How Do They Do That? Experience the Wilson Judging Process for Yourself
By Margie Towery Spring 2011
On March 19, 2011, the Wilson Award committee met to judge the book indexes that had been submitted for the H. W. Wilson Award for Excellence in Indexing. Prior to the committee’s meeting, the registrar had received the submissions and prepared the books for judging. The Wilson judging process is completely anonymous. The registrar is the only person who knows who submitted the books for judging and/or who the indexers are. The judges only find out the identity of the winning indexer, if there is a winner for that year. I hope you’ve already heard that Michael Brackney won this year for his index to Dōgen’s Extensive Record, a translation of thirteenth-century Zen Buddhist teachings.
This year, Kay Schlembach hosted the committee at her home. Bonnie Hanks is the 2011 committee chair; Ina Gravitz played a central role this year as well.
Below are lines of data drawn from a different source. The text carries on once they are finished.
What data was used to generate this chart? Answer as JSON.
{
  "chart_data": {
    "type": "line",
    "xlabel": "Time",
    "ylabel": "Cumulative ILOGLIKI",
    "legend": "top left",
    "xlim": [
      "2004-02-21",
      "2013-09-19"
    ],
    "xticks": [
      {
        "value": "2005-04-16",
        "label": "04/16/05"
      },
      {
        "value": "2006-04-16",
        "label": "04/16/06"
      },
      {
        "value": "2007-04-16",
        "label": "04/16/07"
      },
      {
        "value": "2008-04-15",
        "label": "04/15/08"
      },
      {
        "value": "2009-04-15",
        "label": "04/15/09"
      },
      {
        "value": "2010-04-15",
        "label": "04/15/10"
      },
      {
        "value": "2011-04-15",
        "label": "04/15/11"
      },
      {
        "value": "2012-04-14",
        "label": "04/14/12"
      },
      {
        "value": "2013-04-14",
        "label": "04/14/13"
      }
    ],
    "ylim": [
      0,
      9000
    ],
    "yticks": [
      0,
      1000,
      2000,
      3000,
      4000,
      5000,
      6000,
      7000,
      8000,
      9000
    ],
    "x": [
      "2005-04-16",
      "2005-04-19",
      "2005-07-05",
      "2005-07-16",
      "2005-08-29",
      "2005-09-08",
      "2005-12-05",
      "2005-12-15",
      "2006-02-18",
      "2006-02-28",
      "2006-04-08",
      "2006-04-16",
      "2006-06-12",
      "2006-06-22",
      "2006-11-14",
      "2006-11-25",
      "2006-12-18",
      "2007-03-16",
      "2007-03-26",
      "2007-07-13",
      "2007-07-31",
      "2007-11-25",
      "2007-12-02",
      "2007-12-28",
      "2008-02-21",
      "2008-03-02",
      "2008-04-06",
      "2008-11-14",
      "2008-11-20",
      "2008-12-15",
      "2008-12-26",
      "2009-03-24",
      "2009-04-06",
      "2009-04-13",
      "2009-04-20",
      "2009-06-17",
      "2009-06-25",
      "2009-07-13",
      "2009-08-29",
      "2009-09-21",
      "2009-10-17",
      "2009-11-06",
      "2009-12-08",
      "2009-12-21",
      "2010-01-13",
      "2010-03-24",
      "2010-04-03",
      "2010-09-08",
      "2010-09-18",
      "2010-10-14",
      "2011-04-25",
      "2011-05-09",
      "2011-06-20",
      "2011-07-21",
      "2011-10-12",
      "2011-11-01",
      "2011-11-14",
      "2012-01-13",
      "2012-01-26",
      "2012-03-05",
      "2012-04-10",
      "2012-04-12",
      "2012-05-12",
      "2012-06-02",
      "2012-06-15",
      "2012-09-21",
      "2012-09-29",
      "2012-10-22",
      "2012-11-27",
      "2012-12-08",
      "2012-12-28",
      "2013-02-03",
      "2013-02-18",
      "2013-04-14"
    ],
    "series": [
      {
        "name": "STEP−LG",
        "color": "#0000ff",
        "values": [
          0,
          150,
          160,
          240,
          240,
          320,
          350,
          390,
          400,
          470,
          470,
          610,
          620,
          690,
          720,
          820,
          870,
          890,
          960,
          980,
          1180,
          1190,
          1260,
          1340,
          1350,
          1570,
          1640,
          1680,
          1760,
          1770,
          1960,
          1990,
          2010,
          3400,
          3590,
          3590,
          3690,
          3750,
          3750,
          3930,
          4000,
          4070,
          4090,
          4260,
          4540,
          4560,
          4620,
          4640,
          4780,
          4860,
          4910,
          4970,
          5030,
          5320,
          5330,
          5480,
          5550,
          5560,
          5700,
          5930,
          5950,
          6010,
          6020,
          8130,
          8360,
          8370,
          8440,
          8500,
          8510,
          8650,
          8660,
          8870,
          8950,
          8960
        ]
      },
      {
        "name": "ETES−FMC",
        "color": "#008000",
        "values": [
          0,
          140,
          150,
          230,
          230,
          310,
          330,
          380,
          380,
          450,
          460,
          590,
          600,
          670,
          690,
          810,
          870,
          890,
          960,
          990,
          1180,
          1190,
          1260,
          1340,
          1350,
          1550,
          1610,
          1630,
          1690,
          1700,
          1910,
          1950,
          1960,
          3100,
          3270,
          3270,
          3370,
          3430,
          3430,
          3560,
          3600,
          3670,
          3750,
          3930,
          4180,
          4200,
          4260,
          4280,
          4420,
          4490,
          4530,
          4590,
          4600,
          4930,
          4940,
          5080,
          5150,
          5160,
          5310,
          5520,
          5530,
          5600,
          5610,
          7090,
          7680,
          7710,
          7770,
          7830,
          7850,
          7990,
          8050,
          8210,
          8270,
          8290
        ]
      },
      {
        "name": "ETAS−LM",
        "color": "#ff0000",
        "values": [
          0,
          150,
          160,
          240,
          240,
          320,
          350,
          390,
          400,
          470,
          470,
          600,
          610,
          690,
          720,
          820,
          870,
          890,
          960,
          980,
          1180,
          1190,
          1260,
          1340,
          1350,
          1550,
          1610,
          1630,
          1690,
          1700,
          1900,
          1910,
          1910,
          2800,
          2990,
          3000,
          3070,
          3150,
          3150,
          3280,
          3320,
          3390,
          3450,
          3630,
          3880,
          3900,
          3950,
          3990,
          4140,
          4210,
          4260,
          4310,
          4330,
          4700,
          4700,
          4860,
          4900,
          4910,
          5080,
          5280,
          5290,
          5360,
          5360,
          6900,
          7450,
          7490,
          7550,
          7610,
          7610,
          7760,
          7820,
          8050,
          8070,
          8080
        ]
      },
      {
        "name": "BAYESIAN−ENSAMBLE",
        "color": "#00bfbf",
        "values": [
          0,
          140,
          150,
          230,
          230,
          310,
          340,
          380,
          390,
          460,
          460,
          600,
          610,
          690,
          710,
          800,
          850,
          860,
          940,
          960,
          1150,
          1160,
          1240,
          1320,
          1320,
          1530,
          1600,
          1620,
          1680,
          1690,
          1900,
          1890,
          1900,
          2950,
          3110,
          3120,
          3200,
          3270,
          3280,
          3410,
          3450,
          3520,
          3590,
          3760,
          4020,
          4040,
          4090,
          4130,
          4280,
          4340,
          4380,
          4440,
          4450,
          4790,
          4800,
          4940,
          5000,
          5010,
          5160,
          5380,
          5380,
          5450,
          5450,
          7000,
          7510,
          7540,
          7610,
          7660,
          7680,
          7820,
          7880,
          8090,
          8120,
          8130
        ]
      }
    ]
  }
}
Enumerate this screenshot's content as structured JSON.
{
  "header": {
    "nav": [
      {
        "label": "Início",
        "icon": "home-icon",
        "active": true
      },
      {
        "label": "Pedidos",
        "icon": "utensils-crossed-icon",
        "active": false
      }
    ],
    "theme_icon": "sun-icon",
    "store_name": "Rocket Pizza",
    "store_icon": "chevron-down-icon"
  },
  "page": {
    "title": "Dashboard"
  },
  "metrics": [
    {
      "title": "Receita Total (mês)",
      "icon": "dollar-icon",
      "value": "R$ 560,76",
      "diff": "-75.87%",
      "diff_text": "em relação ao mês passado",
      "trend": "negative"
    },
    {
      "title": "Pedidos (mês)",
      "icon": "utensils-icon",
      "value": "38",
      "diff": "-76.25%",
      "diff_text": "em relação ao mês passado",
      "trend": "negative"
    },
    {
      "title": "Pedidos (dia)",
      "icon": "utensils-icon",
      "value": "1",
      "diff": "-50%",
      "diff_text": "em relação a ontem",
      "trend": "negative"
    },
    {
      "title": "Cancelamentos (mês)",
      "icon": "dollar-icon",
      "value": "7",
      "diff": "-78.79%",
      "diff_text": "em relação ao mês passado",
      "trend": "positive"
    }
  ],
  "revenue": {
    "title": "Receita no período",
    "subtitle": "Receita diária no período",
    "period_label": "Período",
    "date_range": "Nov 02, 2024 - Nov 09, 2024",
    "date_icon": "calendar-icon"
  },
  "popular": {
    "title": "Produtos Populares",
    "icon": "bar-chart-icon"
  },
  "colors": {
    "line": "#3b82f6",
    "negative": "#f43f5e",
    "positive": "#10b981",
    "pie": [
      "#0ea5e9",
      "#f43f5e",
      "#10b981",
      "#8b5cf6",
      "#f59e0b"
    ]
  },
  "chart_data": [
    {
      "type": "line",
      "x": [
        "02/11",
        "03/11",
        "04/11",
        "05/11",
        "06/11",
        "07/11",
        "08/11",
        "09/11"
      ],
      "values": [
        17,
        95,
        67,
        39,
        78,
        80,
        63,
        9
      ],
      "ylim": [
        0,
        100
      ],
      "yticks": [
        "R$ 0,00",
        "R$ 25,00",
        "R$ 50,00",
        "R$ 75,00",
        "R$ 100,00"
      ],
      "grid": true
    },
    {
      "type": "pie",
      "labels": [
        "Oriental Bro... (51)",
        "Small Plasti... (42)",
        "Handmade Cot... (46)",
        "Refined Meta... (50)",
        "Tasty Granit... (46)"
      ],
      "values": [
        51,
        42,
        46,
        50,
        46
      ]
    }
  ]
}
I was there as the next year’s chair. There were nine total on the committee, which includes the registrar and she does not participate in the judging. Kay’s house was an ideal place for the committee to do its work. There were several areas in which judges could sit, evaluating and making notes on each book. We spent two-thirds of the day doing just this. The atmosphere, except for a short lunch break, was like a university library during finals week!
After each judge had looked at each book, we gathered together and as a group talked about each book’s index. We had good indexing discussions in a collegial atmosphere. I was encouraged by this: all of us came from somewhat different areas of indexing, but we were all on the same page when it came to evaluating the indexes. As indexers we often say things about subjectivity in evaluating an index—this process seems to me to eliminate it.
One tool that helps in the index evaluation process is the Wilson criteria checklist—this is a checklist based on the criteria that appear on ASI’s website. This year some of us also used a shortened one-page checklist as well. Both of those proved quite beneficial. And the checklists would be equally useful for individuals who wish to evaluate indexes, whether their own or someone else’s.
You might be asking yourself: So, how do I fit in all of this? You, too, can gain practice in the process by participating in a Mock Wilson Judging. Because the Chicago–Great Lakes and Heartland chapters are cohosts of the Wilson committee for 2012, when I am chair, I wanted to provide an opportunity for more than just a few committee members to experience the judging process. That means the mock Wilson will be run just as the real judging is, at least as close as possible given a larger group of participants. One of my goals is to make the Wilson process transparent (except for the anonymity of the index submitters!).